Cordts works with the USFWS in their survey efforts, and he is aware of how the nesting efforts are going in neighboring states.

The lack of good wetland habitat in March deceived breeding ducks. Minnesota birds pushing on to the Dakotas found that nesting conditions were not so hot there either.

Thankfully, the rains did finally come.

"We got wet here in Minnesota in the middle of May and it got wetter in June," Cordts said. "More or less the same thing happened in the Dakotas. We had a decent nesting effort this year I suspect, but it doesn't apply to every bird."

Looming as a future problem for duck breeding populations is the declining amount of habitat. Total pound counts for the United States and Canada decreased 32 percent. Conservation Reserve Acres (CRP) are presently expiring and high crop prices are encouraging farmers to put them back into production. In North Dakota, a key waterfowl breeding state CRP acres have dropped 2.3 million acres since 2007. Another 650,000 acres will be lost this season.

The Canada goose population is estimated by a helicopter survey in April.

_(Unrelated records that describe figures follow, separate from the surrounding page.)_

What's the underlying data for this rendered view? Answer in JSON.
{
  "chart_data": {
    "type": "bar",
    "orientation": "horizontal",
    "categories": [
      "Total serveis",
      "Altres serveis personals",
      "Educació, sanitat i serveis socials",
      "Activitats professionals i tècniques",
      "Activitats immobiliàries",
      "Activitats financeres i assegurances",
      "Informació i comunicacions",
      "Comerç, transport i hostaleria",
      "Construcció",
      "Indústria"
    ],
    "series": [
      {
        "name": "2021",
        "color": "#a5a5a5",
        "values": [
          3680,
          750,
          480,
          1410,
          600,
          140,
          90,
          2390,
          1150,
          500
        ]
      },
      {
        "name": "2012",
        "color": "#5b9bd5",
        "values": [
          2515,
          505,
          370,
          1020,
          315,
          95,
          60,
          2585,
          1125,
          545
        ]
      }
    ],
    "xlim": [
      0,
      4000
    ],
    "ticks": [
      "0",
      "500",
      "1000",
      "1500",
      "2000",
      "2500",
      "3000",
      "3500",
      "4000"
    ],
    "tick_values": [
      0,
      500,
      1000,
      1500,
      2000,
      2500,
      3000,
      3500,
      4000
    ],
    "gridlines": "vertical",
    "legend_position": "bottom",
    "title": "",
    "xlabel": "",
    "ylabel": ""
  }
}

The survey came back with 434,000 birds - some 64,000 more than 2011.

DNR Wildlife Manager Don Schultz, who works out of the Fergus Falls office and is charged with keeping an eye on wildlife conditions all over Otter Tail County, has been getting calls from landowners who are having trouble with crop damage.

"We're getting a lot of reports of depredation," Schultz said. "In the case of Canada geese, you want to be able to control them."

Schultz sees the possibility of new hunting guidelines on the way.

"I would look for more liberal seasons in the future, maybe not this year, but in 2013," Schultz said.

The state presently allows hunters to take a daily bag of five Canadas during the September season and three during the regular season, which ended last year in December.

Schultz also did not rule out the idea the early Minnesota goose season could be changed to an August date in the future.